Though the description of our average civic leader was tossed off in jest, it actually sums up much of the rationale behind council’s recent decision to hike the pay of the next group of representatives for our fair district. And while it’s hard to see the follicly challenged as a massing threat to democracy, there’s some decent logic at work here.
Over the past few months, councillors, electoral area directors and school trustees have repeatedly told Echo reporters how difficult it can be to get a handle on the finer points of local governance. The learning curve for a new member has been described as “steep,” “very steep” and “incredibly steep.”
For first timers, diving into the political pool takes plenty of reading, research and question asking.
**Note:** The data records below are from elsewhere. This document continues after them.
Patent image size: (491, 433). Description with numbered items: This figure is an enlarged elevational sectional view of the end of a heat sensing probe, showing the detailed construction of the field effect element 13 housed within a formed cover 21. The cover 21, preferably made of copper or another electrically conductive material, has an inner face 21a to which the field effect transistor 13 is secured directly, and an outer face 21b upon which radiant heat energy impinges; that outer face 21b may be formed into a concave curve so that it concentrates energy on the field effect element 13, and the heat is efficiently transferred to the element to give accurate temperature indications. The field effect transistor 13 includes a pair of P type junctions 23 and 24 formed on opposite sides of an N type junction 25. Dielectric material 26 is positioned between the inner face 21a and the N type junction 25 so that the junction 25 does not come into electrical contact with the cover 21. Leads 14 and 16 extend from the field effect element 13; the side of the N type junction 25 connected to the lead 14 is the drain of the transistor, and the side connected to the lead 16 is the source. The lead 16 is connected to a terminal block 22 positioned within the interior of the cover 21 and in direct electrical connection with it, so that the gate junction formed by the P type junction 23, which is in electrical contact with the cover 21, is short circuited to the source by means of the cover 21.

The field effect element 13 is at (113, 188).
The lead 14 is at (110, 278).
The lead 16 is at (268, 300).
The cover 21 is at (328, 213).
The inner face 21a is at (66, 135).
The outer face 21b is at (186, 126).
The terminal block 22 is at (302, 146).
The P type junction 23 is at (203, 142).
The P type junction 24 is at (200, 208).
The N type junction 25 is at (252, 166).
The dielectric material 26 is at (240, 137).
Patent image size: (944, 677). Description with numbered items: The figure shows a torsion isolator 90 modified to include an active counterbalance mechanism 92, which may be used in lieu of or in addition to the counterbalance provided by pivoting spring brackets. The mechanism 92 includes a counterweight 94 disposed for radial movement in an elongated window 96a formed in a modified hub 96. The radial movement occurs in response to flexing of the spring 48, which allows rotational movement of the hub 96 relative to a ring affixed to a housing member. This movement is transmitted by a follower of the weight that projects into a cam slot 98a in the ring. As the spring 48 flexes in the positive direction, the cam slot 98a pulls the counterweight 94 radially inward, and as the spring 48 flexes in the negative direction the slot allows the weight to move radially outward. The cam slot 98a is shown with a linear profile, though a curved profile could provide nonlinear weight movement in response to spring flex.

Even for veterans, the same should hold true. Council agendas can stretch across more than 100 pages, and close reading is encouraged. That alone is a time commitment, as any high school student in the midst of a major novel study can tell you. And that doesn’t include a multitude of meetings, or the time our people in power spend debating the latest council move, or hearing residential complaints in the aisles of our local grocery stores and coffee shops.
Getting involved in politics is a serious time commitment, and one that’s not as easy to make for people who depend on an hourly pay cheque. If our politicians are rewarded for their hours in our service, it’s more likely we’ll see people from a broad section of society put their names out there. Which means when it comes time to vote, there’s a better chance someone on council will understand and represent you — hair or no hair.